Social media is ‘godsend’ in India crisis
NEW DELHI — Rajni Gill woke up with a slight fever in mid-April, the first warning that she had COVID-19. Within a few days, she was breathless and nearly unconscious in a hospital.
Desperate to arrange plasma treatment for Gill, a gynecologist in the city of Noida, her family called doctors, friends, anyone they thought could help. Then her sister posted a plea on Facebook: “I am looking for a plasma donor for my sister who is hospitalized in Noida. She is B positive and is 43.”
The message, quickly amplified on Twitter, flashed across the phone of Srinivas B.V., an opposition politician in nearby Delhi, who was just then securing plasma for a college student. He deputized a volunteer donor to rush to the blood bank for Gill.
“The administration and systems have collapsed,” Srinivas said. “I have never seen so many people dying at the same time.”
“Mine and my team’s work may be a drop in the ocean — but a drop nevertheless,” he said.
With India’s health care system overwhelmed by India’s unprecedented COVID surge, which is bringing more than 400,000 new cases and thousands of deaths each day, desperate relatives and friends of the infected have resorted to sending SOS messages on social media. And many of those calls are being answered.
Some people need medical oxygen, which is nearly impossible to find in Delhi, the capital. Others are hunting for medicine that goes for high prices on the black market, or for ventilators that are exceedingly rare.
The pleas are reaching tech-savvy engineers, lawyers, nongovernmental organization workers, politicians, doctors and even tuk-tuk drivers, who have mobilized online to help the sick, some of them hundreds of miles away. Collectively, they have formed grassroots networks that are stepping in where state and national governments have failed.
It is a role that Srinivas, 38, has played before in times of crisis.
As the president of the opposition Indian National Congress party’s youth league, he has provided support after earthquakes and floods. He has worked to get textbooks to underprivileged children and medicine to people who couldn’t afford it.
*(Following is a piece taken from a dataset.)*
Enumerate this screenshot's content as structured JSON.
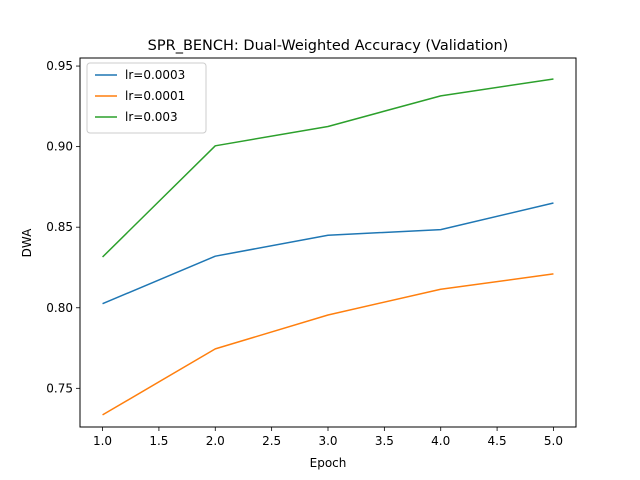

Early last year, when the pandemic first struck and India locked down, Srinivas galvanized young volunteers across the country who distributed food for stranded migrants, along with more than 10 million masks. He now heads a team of 1,000 people, including 100 in Delhi, the center of the current outbreak.
“I have grown up on Mahatma Gandhi’s ideals,” said Srinivas, who aspired to be a cricket player before entering politics. “I cannot believe it that I am out here today, trying to help so many people.”
The cries for help on Twitter and Facebook started spreading “like wildfire” in early April, Srinivas said. He created the hashtag #SOSIYC so people could connect to his organization, the Indian Youth Congress.
His team advertises for plasma donors online, and 5,000 have signed up. He also enlists psychologists to counsel donors about the four-hour procedure.
India’s loose online aid networks rely on tools and techniques commonly used in marketing and other forms of messaging on social media. Families tag people with large followings or specialized skills who might be able to amplify their messages, while volunteer organizers use keywords to filter the flood of requests.
Abhishek Murarka, who works in finance in Mumbai, decided he needed to do more than retweet messages. He started searching for the terms “verified,” “confirmed” and “available” on Twitter to track down specific leads on COVID supplies. He has since posted an 84-second video explaining his techniques so that others can use them.
Hundreds of miles away, Praveen Mishra, 20, who runs a startup in the southern city of Bangalore, studied Murarka’s video and applied his own filters to search for beds, oxygen and medicine. He was able to get a particular medicine to a patient in Delhi after confirming that it was available in Hyderabad.
“Initially I felt very scared, that there are too many cases and that I will not be able to help at all,” Mishra said. “Now I am calling 20 leads per day and verifying their needs.”
Some people are tapping into resources around the world. Nikhil Jois, a technology executive in Bangalore, and his own team vetted charity organizations that supplied oxygen, food and sanitary napkins. He whittled his list down to just over a dozen organizations, some of which could accept international donations.
His team then asked several companies in India to link to the list. And he began emailing executives, investors and bestselling authors in the United States, asking them to give.